Sie sind in seelischen Ausnahmesituationen da: Seit 20 Jahren gibt es die Karlsruher Notfallseelsorge

Wenn sich ein Unfall mit Toten ereignet, rückt das Team der Notfallseelsorge Karlsruhe aus. Die Einsatzzahlen sind zuletzt gestiegen.

Zwei Notfallseelsorger auf der Straße
Thomas Christl und Daniel Paulus (von links) sind die Leiter des ökumenischen Angebots, das es in Karlsruhe seit 20 Jahren gibt. Foto: Rake Hora

Sie wissen nicht wann, sie wissen nicht wo. Aber wenn der Piepser losgeht, wissen sie, dass sich ein Unfall mit Toten ereignet hat. Dann ziehen die Frauen und Männer von der Notfallseelsorge (NFS) Karlsruhe, die dieser Tage ihr 20-jähriges Bestehen begeht, ihre violettfarbene Uniform an und fahren – „immer zu zweit“ – zum Einsatzort.

Hinterbliebene Angehörige oder Überlebende des Unfalls müssen per Krisenintervention in dieser seelischen Ausnahmesituation psychologisch betreut werden und segnen Tote auf Wunsch auch aus. Aber auch beteiligte Einsatzkräfte brauchen eine Ansprachemöglichkeit, um das Gesehene am Unfallort bewältigen zu können, wofür Einsatz-Nachsorge-Teams (ENT) bereitstehen.

Grundsätzlich sind wir alle der Feuerwehr angegliedert.
Daniel Paulus
evangelischer Leiter der Notfallseelsorge Karlsruhe

„Grundsätzlich sind wir alle der Feuerwehr angegliedert, aber im Auftrag der Kirche gemäß Seelsorgegesetz unterwegs“, sagt Daniel Paulus, Diakon und evangelischer Leiter der Notfallseelsorge Karlsruhe. Zusammen mit seinem katholischen Pendant Thomas Christl, der auch Polizeiseelsorger ist, sowie Simone Fellhauer, von Beruf pädagogische Assistentin, berichtet er bei einem Pressetermin von der Arbeit.

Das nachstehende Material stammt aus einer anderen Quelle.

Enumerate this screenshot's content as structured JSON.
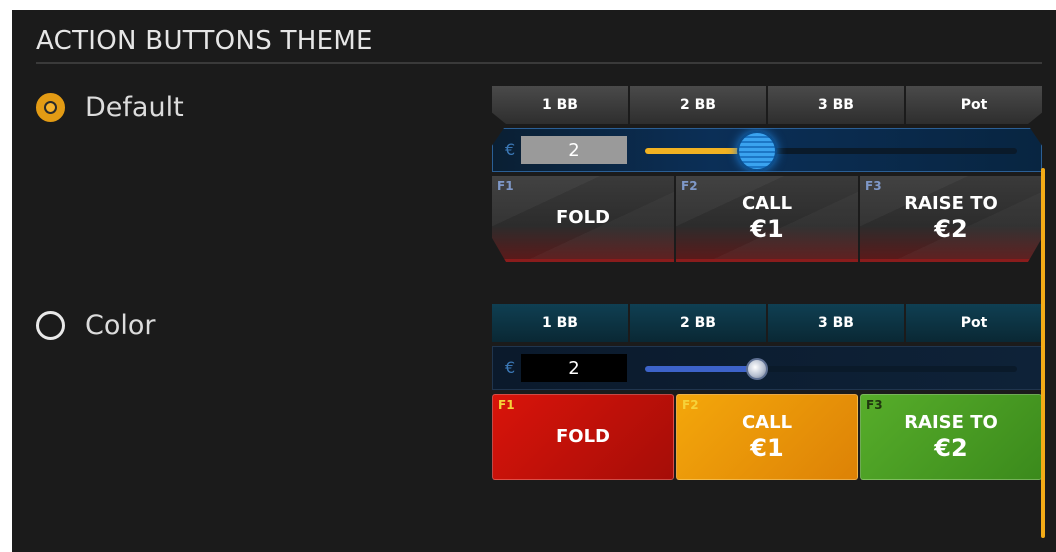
{
  "section_title": "ACTION BUTTONS THEME",
  "themes": [
    {
      "label": "Default",
      "selected": true,
      "bet_presets": [
        "1 BB",
        "2 BB",
        "3 BB",
        "Pot"
      ],
      "currency_symbol": "€",
      "amount": "2",
      "slider_fraction": 0.3,
      "actions": [
        {
          "key": "F1",
          "line1": "FOLD",
          "line2": ""
        },
        {
          "key": "F2",
          "line1": "CALL",
          "line2": "€1"
        },
        {
          "key": "F3",
          "line1": "RAISE TO",
          "line2": "€2"
        }
      ]
    },
    {
      "label": "Color",
      "selected": false,
      "bet_presets": [
        "1 BB",
        "2 BB",
        "3 BB",
        "Pot"
      ],
      "currency_symbol": "€",
      "amount": "2",
      "slider_fraction": 0.3,
      "actions": [
        {
          "key": "F1",
          "line1": "FOLD",
          "line2": ""
        },
        {
          "key": "F2",
          "line1": "CALL",
          "line2": "€1"
        },
        {
          "key": "F3",
          "line1": "RAISE TO",
          "line2": "€2"
        }
      ]
    }
  ],
  "colors": {
    "accent": "#f3ab17",
    "fold": "#d9140a",
    "call": "#f4a70b",
    "raise": "#57ad2a"
  }
}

Unterschiedliche Motivationen

Ihre Motivationen sind unterschiedlich: Als 18-Jähriger einen Unfalltod miterlebt zu haben oder lange Rettungsdienstfahrer gewesen zu sein und nach dem Theologiestudium gesehen, hier Theorie und Praxis zu vereinen. Oder als 30 Jahre aktives Feuerwehrmitglied darin eine spannende Aufgabe zu erkennen.

Ein eindeutiges Gründungsdatum der NFS lässt sich nicht benennen, erste konkrete Schritte seien nach der Hamburger Flutkatastrophe von 1962 eingeleitet worden. Seit 1998 finde der „Bundeskongress Notfallseelsorge und Krisenintervention“ statt, als Forum für Fort- und Weiterbildung, Austausch und Kontaktpflege.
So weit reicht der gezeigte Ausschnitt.